A recent Indian television show calling for economic disengagement with China was sponsored by Chinese mobile phone firms – an irony that perhaps best captures the piquant situation India finds itself in today.
Emotional calls to shun Chinese products, following a deadly clash on the disputed border between the two Asian giants on June 15, makes for good television viewing but cutting off entrenched and extensive economic links with China is impractical.
In 2018-19, nearly 14 per cent of India’s total imports came from China.

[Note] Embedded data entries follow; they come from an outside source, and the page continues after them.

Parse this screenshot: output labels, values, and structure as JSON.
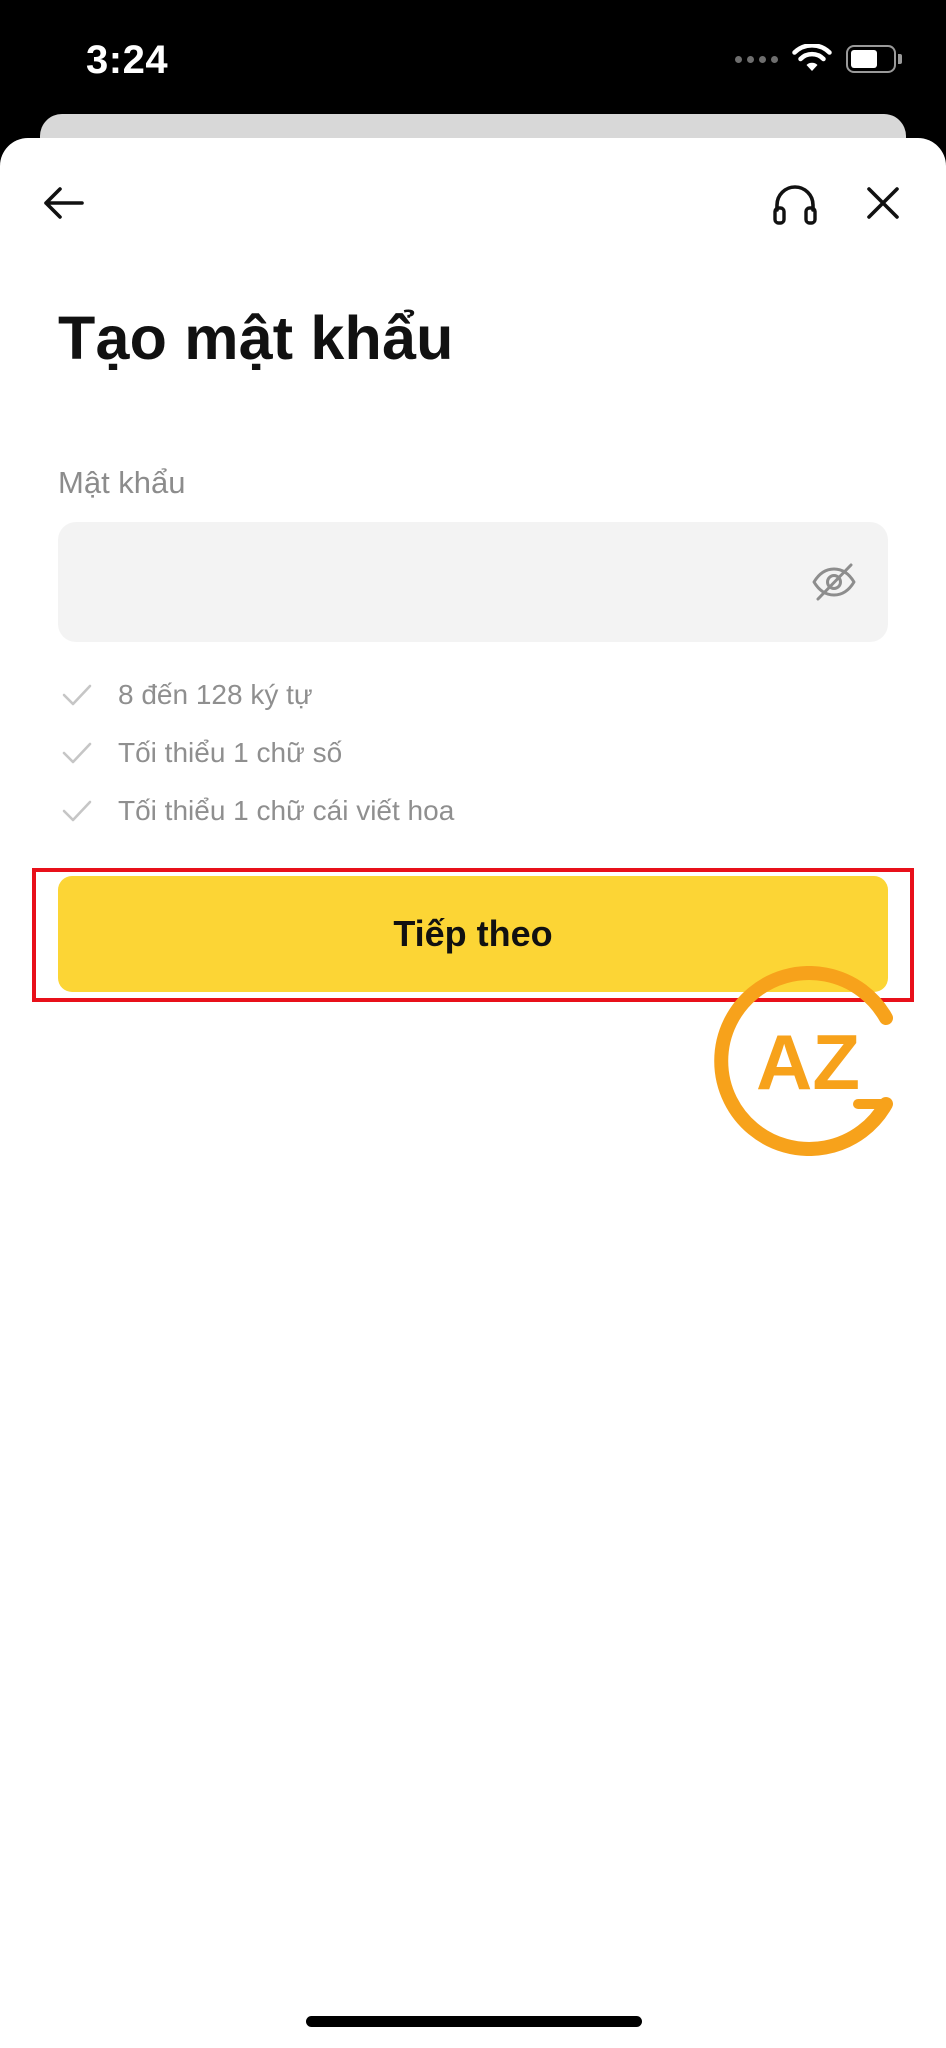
{
  "status_bar": {
    "time": "3:24",
    "icons": [
      "signal-icon",
      "wifi-icon",
      "battery-icon"
    ]
  },
  "header": {
    "back_icon": "arrow-left-icon",
    "support_icon": "headset-icon",
    "close_icon": "close-icon"
  },
  "page": {
    "title": "Tạo mật khẩu"
  },
  "password_field": {
    "label": "Mật khẩu",
    "value": "",
    "placeholder": "",
    "visibility_icon": "eye-slash-icon"
  },
  "requirements": [
    {
      "text": "8 đến 128 ký tự",
      "icon": "check-icon"
    },
    {
      "text": "Tối thiểu 1 chữ số",
      "icon": "check-icon"
    },
    {
      "text": "Tối thiểu 1 chữ cái viết hoa",
      "icon": "check-icon"
    }
  ],
  "actions": {
    "next_label": "Tiếp theo"
  },
  "colors": {
    "accent": "#fcd535",
    "highlight": "#e8101a",
    "watermark": "#f7a21b"
  },
  "watermark": {
    "text": "AZ"
  }
}
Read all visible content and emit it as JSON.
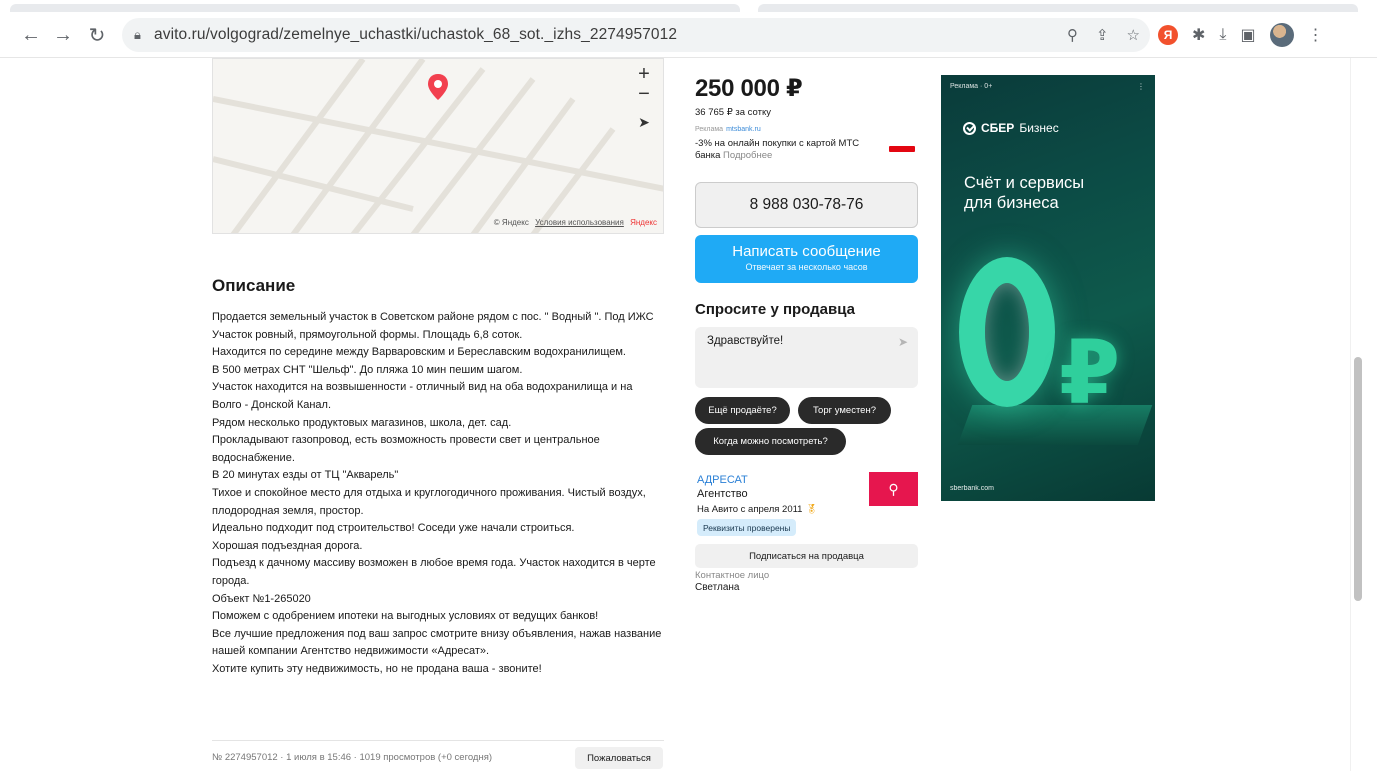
{
  "browser": {
    "url": "avito.ru/volgograd/zemelnye_uchastki/uchastok_68_sot._izhs_2274957012"
  },
  "map": {
    "attribution_brand": "© Яндекс",
    "attribution_link": "Условия использования",
    "attribution_logo": "Яндекс"
  },
  "description": {
    "title": "Описание",
    "lines": [
      "Продается земельный участок в Советском районе рядом с пос. \" Водный \". Под ИЖС",
      "Участок ровный, прямоугольной формы. Площадь 6,8 соток.",
      "Находится по середине между Варваровским и Береславским водохранилищем.",
      "В 500 метрах СНТ \"Шельф\". До пляжа 10 мин пешим шагом.",
      "Участок находится на возвышенности - отличный вид на оба водохранилища и на Волго - Донской Канал.",
      "Рядом несколько продуктовых магазинов, школа, дет. сад.",
      "Прокладывают газопровод, есть возможность провести свет и центральное водоснабжение.",
      "В 20 минутах езды от ТЦ \"Акварель\"",
      "Тихое и спокойное место для отдыха и круглогодичного проживания. Чистый воздух, плодородная земля, простор.",
      "Идеально подходит под строительство! Соседи уже начали строиться.",
      "Хорошая подъездная дорога.",
      "Подъезд к дачному массиву возможен в любое время года. Участок находится в черте города.",
      "Объект №1-265020",
      "Поможем с одобрением ипотеки на выгодных условиях от ведущих банков!",
      "Все лучшие предложения под ваш запрос смотрите внизу объявления, нажав название нашей компании Агентство недвижимости «Адресат».",
      "Хотите купить эту недвижимость, но не продана ваша - звоните!"
    ]
  },
  "footer": {
    "meta": "№ 2274957012 · 1 июля в 15:46 · 1019 просмотров (+0 сегодня)",
    "report_label": "Пожаловаться"
  },
  "listing": {
    "price": "250 000 ₽",
    "price_per_unit": "36 765 ₽ за сотку",
    "promo_label": "Реклама",
    "promo_domain": "mtsbank.ru",
    "promo_text": "-3% на онлайн покупки с картой МТС банка",
    "promo_more": "Подробнее",
    "phone": "8 988 030-78-76",
    "message_button": "Написать сообщение",
    "message_sub": "Отвечает за несколько часов"
  },
  "ask": {
    "title": "Спросите у продавца",
    "input_value": "Здравствуйте!",
    "chips": [
      "Ещё продаёте?",
      "Торг уместен?",
      "Когда можно посмотреть?"
    ]
  },
  "seller": {
    "name": "АДРЕСАТ",
    "type": "Агентство",
    "since": "На Авито с апреля 2011",
    "verified": "Реквизиты проверены",
    "subscribe": "Подписаться на продавца",
    "contact_label": "Контактное лицо",
    "contact_name": "Светлана"
  },
  "ad": {
    "label": "Реклама · 0+",
    "brand": "СБЕР",
    "brand_suffix": "Бизнес",
    "headline_1": "Счёт и сервисы",
    "headline_2": "для бизнеса",
    "domain": "sberbank.com"
  },
  "colors": {
    "accent_blue": "#1faaf5",
    "ad_green": "#37d6a8",
    "seller_logo": "#e6164e"
  }
}
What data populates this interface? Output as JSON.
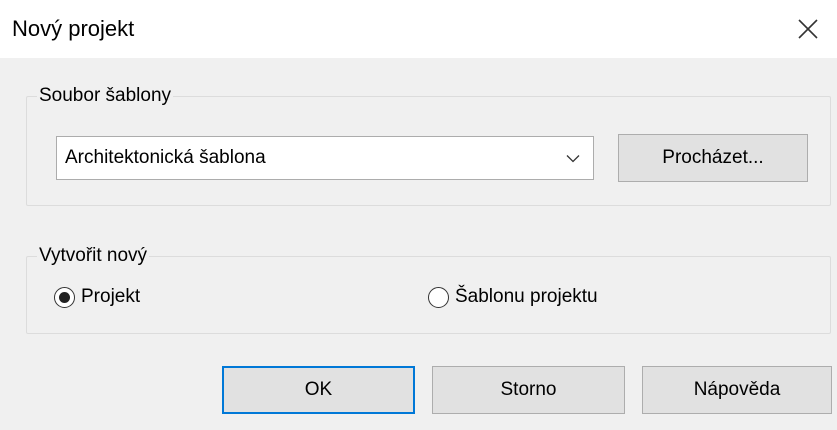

The imports covered a range of finished goods popular with price-sensitive Indian consumers as well as capital goods necessary for India’s manufacturers to maintain their production levels and competitiveness.
During this period, India’s imports from China were valued at US$70.3 billion (S$97.8 billion), saddling it with a trade deficit of US$53.6 billion.
“Restricting these imports without giving Indian manufacturers alternatives would involve the risk of shooting oneself in the foot,” said Mr Pratyush Rao, the lead analyst for India at Control Risks, a global risk consultancy. “You are looking at potentially higher input costs for your domestic manufacturing sector and higher prices for consumers,” he told The Straits Times.
With manufacturing in India still stymied by problems such as poor infrastructure, red tape and restrictive labour laws, the calls for a boycott are worrying many of those dependent on Chinese supply chains.
They include textile manufacturers in Tiruppur in the southern state of Tamil Nadu that employs about 600,000 people and generates annual merchandise worth US$4 billion each for export as well as the domestic market. None of this would be possible without Chinese equipment like sewing machines or accessories such as zips and leather badges.
Mr Raja M Shanmugham, the president of the Tiruppur Exporters’ Association, told The Straits Times that up to 90 per cent of the accessories used are sourced from China because global brands rely on Chinese firms to maintain uniformity across their products. “It (the call for a boycott) is a sentimental outburst without assessing the on-ground reality,” he said.
Forsaking Chinese products is even more difficult now, given how precariously Indian firms are placed amid the current economic downturn.
On Wednesday, the International Monetary Fund predicted a “historic low” for the Indian economy, which is expected to contract by 4.5 per cent in 2020.
“It doesn’t make business sense for companies, at a time when they are suffering acutely under economic distress, to have to completely rejig their supply chains because of geopolitical factors,” added Mr Rao.
One thing is clear though – the clash has hastened the process of weaning India from Chinese dependence. It is a process that, over the years, has been motivated by a range of factors, including a desire for self-reliance, evening out supply chain risks as well as security concerns.
India, in fact, reduced its imports from China by around US$6 billion between the 2017-18 and 2018-19 financial years, with anti-dumping duties and tariffs contributing partly to this reduction.
Trade and investment with China is likely to fall further with more restrictions that will be prompted by the current climate of distrust. On top of reports of the cancellation or freezing of multi-billion-dollar contracts with Chinese firms, recent curbs aimed at China include prior government approval for foreign direct investment and the requirement to mention the origin of products being sold at a government online trading platform.
“There is a possibility of further import curbs targeting certain product segments where India has the manufacturing potential and can cut down on Chinese imports,” Mr Suman Chowdhury, chief analytical officer at Acuite Ratings and Research, told The Straits Times.
An Acuite report this week said India can reduce its current trade deficit with China by US$8.4 billion before March 2022 by cutting down imports in nearly 40 categories, ranging from chemicals to leather-based goods, where India has well-established manufacturing capabilities.
“It is not that India lacks manufacturing competence in these segments,” added Mr Chowdhury. “Mostly, Chinese products are in demand here as they are more cost-efficient given their scale of operations.”